After successful authentication, Keycloak redirects back to Quay and Quay creates a local user mapped to the OIDC claims (username, email). If you set USERNAME_CLAIM to preferred_username, look at the created Quay username in the UI under your user’s profile.
Make the Keycloak user a Quay admin
In Quay only one identity provider can be used at a time. If you previously set up a local admin account, you need to make a Keycloak user a Quay admin by adding their Quay username to SUPER_USERS where all administrators are listed.
In the Quay configuration, you can define administrators using the SUPER_USERS array.
Make sure the Keycloak user has logged in once so Quay has created a local user record |
Edit the Quay configuration once more and add the Quay username (exact username created by Quay).

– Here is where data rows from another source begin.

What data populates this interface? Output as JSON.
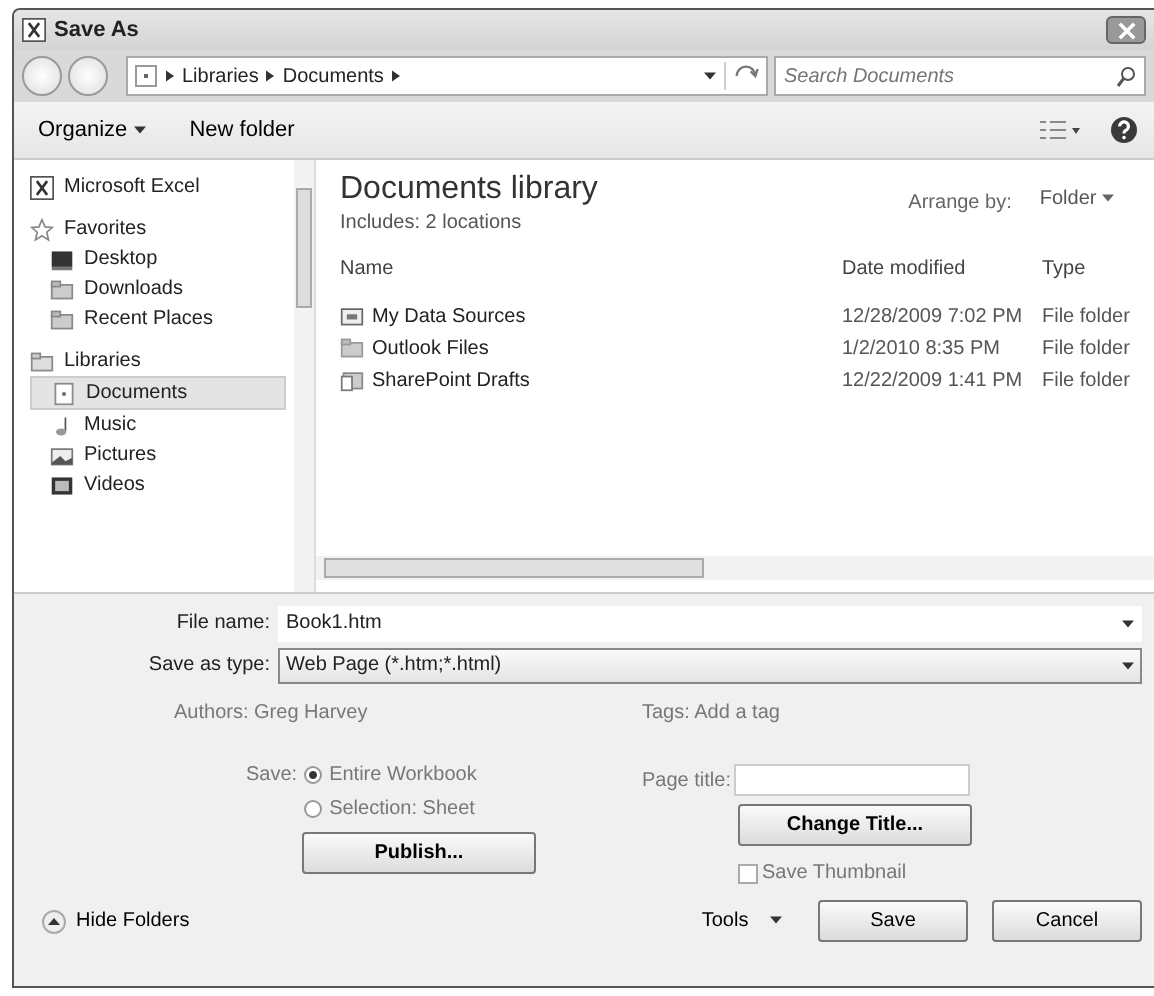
{
  "window": {
    "title": "Save As"
  },
  "address": {
    "path": [
      "Libraries",
      "Documents"
    ],
    "search_placeholder": "Search Documents"
  },
  "toolbar": {
    "organize": "Organize",
    "new_folder": "New folder"
  },
  "nav": [
    {
      "label": "Microsoft Excel",
      "kind": "excel",
      "selected": false
    },
    {
      "label": "Favorites",
      "kind": "star",
      "selected": false,
      "children": [
        {
          "label": "Desktop",
          "kind": "desktop",
          "selected": false
        },
        {
          "label": "Downloads",
          "kind": "folder",
          "selected": false
        },
        {
          "label": "Recent Places",
          "kind": "recent",
          "selected": false
        }
      ]
    },
    {
      "label": "Libraries",
      "kind": "library",
      "selected": false,
      "children": [
        {
          "label": "Documents",
          "kind": "doc",
          "selected": true
        },
        {
          "label": "Music",
          "kind": "music",
          "selected": false
        },
        {
          "label": "Pictures",
          "kind": "picture",
          "selected": false
        },
        {
          "label": "Videos",
          "kind": "video",
          "selected": false
        }
      ]
    }
  ],
  "library": {
    "title": "Documents library",
    "includes": "Includes:  2 locations",
    "arrange_label": "Arrange by:",
    "arrange_value": "Folder"
  },
  "columns": [
    "Name",
    "Date modified",
    "Type"
  ],
  "rows": [
    {
      "name": "My Data Sources",
      "date": "12/28/2009 7:02 PM",
      "type": "File folder",
      "kind": "data"
    },
    {
      "name": "Outlook Files",
      "date": "1/2/2010 8:35 PM",
      "type": "File folder",
      "kind": "folder"
    },
    {
      "name": "SharePoint Drafts",
      "date": "12/22/2009 1:41 PM",
      "type": "File folder",
      "kind": "sharepoint"
    }
  ],
  "form": {
    "file_name_label": "File name:",
    "file_name": "Book1.htm",
    "save_type_label": "Save as type:",
    "save_type": "Web Page (*.htm;*.html)",
    "authors": "Authors: Greg Harvey",
    "tags": "Tags: Add a tag",
    "save_label": "Save:",
    "radios": [
      {
        "label": "Entire Workbook",
        "selected": true
      },
      {
        "label": "Selection: Sheet",
        "selected": false
      }
    ],
    "publish": "Publish...",
    "page_title_label": "Page title:",
    "change_title": "Change Title...",
    "thumbnail": {
      "label": "Save Thumbnail",
      "checked": false
    }
  },
  "footer": {
    "hide_folders": "Hide Folders",
    "tools": "Tools",
    "save": "Save",
    "cancel": "Cancel"
  }
}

For example, let’s say we have created a user called "alice" in Keycloak. We need to add this user to the SUPER_USERS array.
SETUP_COMPLETE: true
SUPER_USERS:
- admin # existing local admin (optional)
- alice # alice is the Quay username created from Keycloak login
After restart, the Quay account alice will have superuser privileges (same as if created in the UI).
Working with Podman on CLI
Now, as we changed the authentication method, we need to verify if we can push/pull images from/to the registry. The command line tool of the choice is podman.
However, podman does not redirect to SSO login, so it needs a token to authenticate. We can generate a new token for a user in the Quay UI.
In the Quay UI, go to the Account Settings (upper right corner)
In the settings section, under Docker CLI and other Application Tokens, click on Create Application Token
Enter a name for the token
Select the newly created token and copy the podman login command (or any other command you need)
The command for podman will look like this:
podman login -u='$app' -p='<token>' <quay-url>
Login Succeeded!
Now you can push/pull images from/to the registry.
Troubleshooting
Common issues and their solutions:
Redirect URI Mismatch
Problem: Keycloak returns "Invalid redirect URI" error
Solution: Ensure all three redirect URIs are configured in Keycloak client:
https://<quay-hostname>/oauth2/keycloak/callback
https://<quay-hostname>/oauth2/keycloak/callback/attach
https://<quay-hostname>/oauth2/keycloak/callback/cli
Username Mapping Issues
Problem: Quay creates unexpected usernames
Solution:
Check which claim Keycloak sends: inspect ID token in browser dev tools
Common claims: preferred_username, email, sub, name
Update PREFERRED_USERNAME_CLAIM_NAME in Quay config accordingly
SSL Certificate Issues
Problem: Quay cannot reach Keycloak due to TLS verification errors
Solutions:
Install your internal CA certificate in the Quay container
Use publicly trusted certificates for both services
For testing only: disable SSL verification (not recommended for production)
Authentication Flow Failures
Problem: Login redirects but fails to create user in Quay
Debugging steps:
Check Quay logs:
oc logs deployment/quay-app
Verify OIDC discovery endpoint:
https://<keycloak>/realms/<realm>/.well-known/openid-configuration
Confirm client secret matches between Keycloak and Quay
Test with curl:
curl -k https://<keycloak>/realms/<realm>/.well-known/openid-configuration
Conclusion
Integrating Quay 3.15 with Keycloak via OIDC centralizes authentication, simplifies user management, and allows you to leverage enterprise identity features. The key steps are straightforward: create a Keycloak client with the correct redirect URIs, configure the corresponding OIDC block in Quay’s config.yaml.
By switching the initial database-backed admin to an identity managed in Keycloak, you reduce the risk of “orphaned” local accounts and align Quay administration with your organization’s identity and access management strategy.